Acendo um cigarro, Priscila me olha como se fôssemos fuder com a vida um do outro qualquer dia desses. Essa garota não devia pintar os cabelos, de forma alguma. Loiro é tão vulgar quanto uma saia jeans – das pequenas. Prefiro nem olhar quando cruza as pernas.
“Cê anda muito calado.”
“Quando sento, começo a pensar.”– Raul Seixas já dizia que quem pensa, pensa melhor parado –“Não é de bom tom falar de todas as merdas que passam pela minha cabeça.”
“Quer ficar sozinho com teus pensamentos?” – irônica, sempre com esse sorrisinho.

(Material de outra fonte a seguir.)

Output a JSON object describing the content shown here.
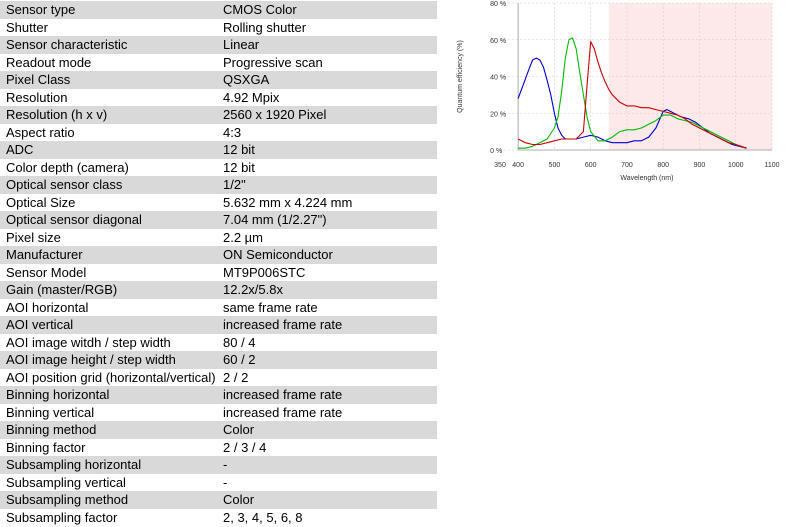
{
  "specs": [
    {
      "label": "Sensor type",
      "value": "CMOS Color"
    },
    {
      "label": "Shutter",
      "value": "Rolling shutter"
    },
    {
      "label": "Sensor characteristic",
      "value": "Linear"
    },
    {
      "label": "Readout mode",
      "value": "Progressive scan"
    },
    {
      "label": "Pixel Class",
      "value": "QSXGA"
    },
    {
      "label": "Resolution",
      "value": "4.92 Mpix"
    },
    {
      "label": "Resolution (h x v)",
      "value": "2560 x 1920 Pixel"
    },
    {
      "label": "Aspect ratio",
      "value": "4:3"
    },
    {
      "label": "ADC",
      "value": "12 bit"
    },
    {
      "label": "Color depth (camera)",
      "value": "12 bit"
    },
    {
      "label": "Optical sensor class",
      "value": "1/2\""
    },
    {
      "label": "Optical Size",
      "value": "5.632 mm x 4.224 mm"
    },
    {
      "label": "Optical sensor diagonal",
      "value": "7.04 mm (1/2.27\")"
    },
    {
      "label": "Pixel size",
      "value": "2.2 µm"
    },
    {
      "label": "Manufacturer",
      "value": "ON Semiconductor"
    },
    {
      "label": "Sensor Model",
      "value": "MT9P006STC"
    },
    {
      "label": "Gain (master/RGB)",
      "value": "12.2x/5.8x"
    },
    {
      "label": "AOI horizontal",
      "value": "same frame rate"
    },
    {
      "label": "AOI vertical",
      "value": "increased frame rate"
    },
    {
      "label": "AOI image witdh / step width",
      "value": "80 / 4"
    },
    {
      "label": "AOI image height / step width",
      "value": "60 / 2"
    },
    {
      "label": "AOI position grid (horizontal/vertical)",
      "value": "2 / 2"
    },
    {
      "label": "Binning horizontal",
      "value": "increased frame rate"
    },
    {
      "label": "Binning vertical",
      "value": "increased frame rate"
    },
    {
      "label": "Binning method",
      "value": "Color"
    },
    {
      "label": "Binning factor",
      "value": "2 / 3 / 4"
    },
    {
      "label": "Subsampling horizontal",
      "value": "-"
    },
    {
      "label": "Subsampling vertical",
      "value": "-"
    },
    {
      "label": "Subsampling method",
      "value": "Color"
    },
    {
      "label": "Subsampling factor",
      "value": "2, 3, 4, 5, 6, 8"
    }
  ],
  "chart_data": {
    "type": "line",
    "title": "",
    "xlabel": "Wavelength (nm)",
    "ylabel": "Quantum efficiency (%)",
    "xlim": [
      350,
      1100
    ],
    "ylim": [
      0,
      80
    ],
    "xticks": [
      350,
      400,
      500,
      600,
      700,
      800,
      900,
      1000,
      1100
    ],
    "xtick_labels": [
      "350",
      "400",
      "500",
      "600",
      "700",
      "800",
      "900",
      "1000",
      "1100"
    ],
    "yticks": [
      0,
      20,
      40,
      60,
      80
    ],
    "ytick_labels": [
      "0 %",
      "20 %",
      "40 %",
      "60 %",
      "80 %"
    ],
    "grid": true,
    "shaded_region": {
      "x_from": 650,
      "x_to": 1100,
      "color": "#fde9ea"
    },
    "series": [
      {
        "color": "#0000cc",
        "x": [
          400,
          415,
          430,
          440,
          450,
          460,
          470,
          480,
          490,
          500,
          510,
          520,
          530,
          540,
          560,
          580,
          600,
          620,
          640,
          660,
          680,
          700,
          720,
          740,
          760,
          780,
          800,
          810,
          820,
          830,
          850,
          870,
          890,
          910,
          930,
          950,
          970,
          990,
          1010,
          1030
        ],
        "y": [
          28,
          36,
          44,
          49,
          50,
          49,
          45,
          38,
          30,
          20,
          12,
          8,
          6,
          6,
          6,
          7,
          8,
          7,
          5,
          4,
          4,
          4,
          5,
          5,
          7,
          12,
          21,
          22,
          21,
          20,
          18,
          17,
          15,
          12,
          9,
          7,
          5,
          3,
          2,
          1
        ]
      },
      {
        "color": "#00bb00",
        "x": [
          400,
          420,
          440,
          460,
          480,
          500,
          510,
          520,
          530,
          540,
          550,
          560,
          570,
          580,
          590,
          600,
          620,
          640,
          660,
          680,
          700,
          720,
          740,
          760,
          780,
          800,
          820,
          840,
          860,
          880,
          900,
          920,
          940,
          960,
          980,
          1000,
          1030
        ],
        "y": [
          1,
          1,
          2,
          4,
          6,
          12,
          18,
          32,
          50,
          60,
          61,
          55,
          42,
          30,
          18,
          10,
          5,
          5,
          7,
          10,
          11,
          11,
          12,
          14,
          16,
          19,
          19,
          17,
          16,
          15,
          13,
          11,
          9,
          7,
          5,
          3,
          1
        ]
      },
      {
        "color": "#cc0000",
        "x": [
          400,
          420,
          440,
          460,
          480,
          500,
          520,
          540,
          560,
          580,
          590,
          600,
          610,
          620,
          630,
          640,
          650,
          660,
          680,
          700,
          720,
          740,
          760,
          780,
          800,
          820,
          840,
          860,
          880,
          900,
          920,
          940,
          960,
          980,
          1000,
          1030
        ],
        "y": [
          6,
          4,
          3,
          3,
          4,
          5,
          6,
          6,
          6,
          10,
          35,
          59,
          55,
          48,
          42,
          37,
          33,
          30,
          26,
          24,
          24,
          23,
          23,
          22,
          21,
          20,
          19,
          17,
          14,
          12,
          10,
          8,
          6,
          4,
          3,
          1
        ]
      }
    ]
  }
}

Tenho saudade, de vez em quando, de quando eu era sincero. Acho que foi lá pelos seis anos a última vez, no colégio. Assisti muito esses desenhos e, de uma forma ou de outra, sempre tem uma princesa e um herói. São histórias de amor, já parou pra pensar? Caí nessa ondinha. Como qual? Essa ondinha de amor. Era muito inocente na época, continuo sendo. Ela era loirinha, me liguei agora! Deixei de gostar de loiras nessa ocasião. Não tinha olhos azuis, mas era loira. Comia brigadeiro no lanche. Perguntei:
“Me dá um pedaço?” – um conquistador precoce.
“Tó.”
“Hmm. Sua mãe que fez?” – o gênio do sex appeal.
“Uhum.”
“Sabe, acho que te amo.” – a certeza é a chave, elas gostam de homens decididos.
“Eu não gosto de você.”
Descobri, então, que a sinceridade doía. Hoje, só sussurro amores pros meus cigarros, pra que eles logo queimem e apaguem.
“Vou embora.”
“Priscila, meu bem, eu te ligo amanhã.”